Fourier-Based Forecasting uses a frequency-aware approach wherein a Fourier harmonic regression is applied. The imputed training data is regressed onto an intercept, a linear trend term, and K = 4 pairs of sine and cosine harmonics with periods of 24, 12, 8, and 4 h. The four harmonic pairs represent the fundamental diurnal cycle (24 h) together with its first three sub-harmonics (12, 8, and 4 h). The forecast is then obtained by evaluating the fitted equation at the 24 time indices immediately following the training series. The Fourier regression produces a non-trivial forecast as long as the training profile exhibits any hourly variation, because the harmonics are inherently oscillatory. By retaining only four harmonic pairs, the method acts as a low-pass filter, smoothing out high-frequency noise while preserving the dominant diurnal shape.

All three benchmarking methods treat each monitoring node independently. Thus, the forecast at one node is not influenced by observations or predictions at any other node. The ABM, by contrast, jointly models all 22 nodes through directed-edge flow parameters weighted by inter-node distances, enabling it to propagate spatial information across the monitoring network at every time step. The forecasting performance of the three time-series methods is compared to the spatio-temporal agent-based framework(this work) in the “Diurnal forecasting” subsection.

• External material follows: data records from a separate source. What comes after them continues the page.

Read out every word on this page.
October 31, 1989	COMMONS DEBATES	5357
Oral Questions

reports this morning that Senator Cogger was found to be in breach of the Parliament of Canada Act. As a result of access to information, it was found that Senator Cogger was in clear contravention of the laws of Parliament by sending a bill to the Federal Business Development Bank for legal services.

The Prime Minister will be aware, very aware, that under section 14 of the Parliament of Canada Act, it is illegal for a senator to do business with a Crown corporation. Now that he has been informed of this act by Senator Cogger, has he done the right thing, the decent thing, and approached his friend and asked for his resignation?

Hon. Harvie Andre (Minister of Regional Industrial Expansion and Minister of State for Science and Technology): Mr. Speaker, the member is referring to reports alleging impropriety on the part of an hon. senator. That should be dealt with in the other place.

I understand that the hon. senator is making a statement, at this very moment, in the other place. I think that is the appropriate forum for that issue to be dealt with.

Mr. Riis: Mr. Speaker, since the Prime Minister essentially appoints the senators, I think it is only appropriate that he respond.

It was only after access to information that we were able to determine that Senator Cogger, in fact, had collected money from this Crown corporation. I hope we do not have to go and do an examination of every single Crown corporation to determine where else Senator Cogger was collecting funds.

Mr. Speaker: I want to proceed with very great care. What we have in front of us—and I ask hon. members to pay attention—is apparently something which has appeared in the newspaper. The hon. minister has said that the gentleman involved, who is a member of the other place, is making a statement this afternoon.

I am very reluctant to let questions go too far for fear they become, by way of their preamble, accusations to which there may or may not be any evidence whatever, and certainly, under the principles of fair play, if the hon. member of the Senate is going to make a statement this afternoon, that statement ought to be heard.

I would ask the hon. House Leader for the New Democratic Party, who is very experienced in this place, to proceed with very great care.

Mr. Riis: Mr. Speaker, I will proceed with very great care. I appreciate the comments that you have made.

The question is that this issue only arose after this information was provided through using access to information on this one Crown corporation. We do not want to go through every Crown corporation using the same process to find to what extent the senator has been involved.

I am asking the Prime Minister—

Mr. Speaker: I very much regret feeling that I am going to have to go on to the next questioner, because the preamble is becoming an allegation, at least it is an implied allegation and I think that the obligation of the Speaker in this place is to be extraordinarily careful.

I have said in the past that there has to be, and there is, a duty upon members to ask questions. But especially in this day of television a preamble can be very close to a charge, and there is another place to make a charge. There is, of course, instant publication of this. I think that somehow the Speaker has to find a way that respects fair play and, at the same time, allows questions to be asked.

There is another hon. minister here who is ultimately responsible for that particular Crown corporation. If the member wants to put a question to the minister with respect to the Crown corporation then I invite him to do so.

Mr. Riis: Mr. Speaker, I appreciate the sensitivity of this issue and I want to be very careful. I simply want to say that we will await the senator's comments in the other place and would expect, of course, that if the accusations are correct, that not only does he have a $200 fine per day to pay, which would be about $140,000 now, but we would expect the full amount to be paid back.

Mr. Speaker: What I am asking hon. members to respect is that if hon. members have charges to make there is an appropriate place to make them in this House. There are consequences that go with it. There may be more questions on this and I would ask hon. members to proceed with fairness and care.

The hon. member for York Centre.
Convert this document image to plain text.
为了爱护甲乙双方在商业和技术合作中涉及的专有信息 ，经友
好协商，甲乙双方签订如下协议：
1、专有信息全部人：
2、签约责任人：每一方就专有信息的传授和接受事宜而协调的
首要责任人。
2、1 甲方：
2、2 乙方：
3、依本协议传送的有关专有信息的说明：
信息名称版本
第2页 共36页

Identifying travel exposure at each agent

Each agent represents a finite space of pollutant concentration that changes with time. One of the possible utilities of this property is in determining ambient exposure during travel. We propose a method in this work that simplifies travel exposure estimation as a simple aggregate of pollution concentration across agents. If we consider a route along which an individual travels, the personal exposure along the route is given by equations (2730):

$${E}_{i}={\kappa }_{E}* {P}_{i}* {T}_{i}$$
(27)
$${T}_{i}=\frac{{d}_{i}}{{s}_{i}}$$
(28)
$${E}_{T}=\frac{{\sum }_{i=1}^{24}{E}_{i}}{{\sum }_{i=1}^{24}{T}_{i}}$$
(29)
$${\kappa }_{E}=f(\,{\rm{Inhalation\; dose,\; mode\; of\; transport}})$$
(30)

where, Ei is the exposure to an individual at agent i, Pi is the pollution concentration at agent i, di is the distance covered within agent i, si is the speed with which the individual travels within agent i, ET is the total exposure along the route and κE is the dimensionless exposure coefficient which we define as a function of intake efficiency rate of the individual and their mode of transport. Intake efficiency is the fraction of the ambient particulate matter concentration that is inhaled by the individual. These factors can be incorporated based on empirical values. For the sake of simplicity, κE in this simulated case is assumed to be unity.

Travel exposure has applications in determining the least-exposure route as described in the “Identifying the least-exposure route” section.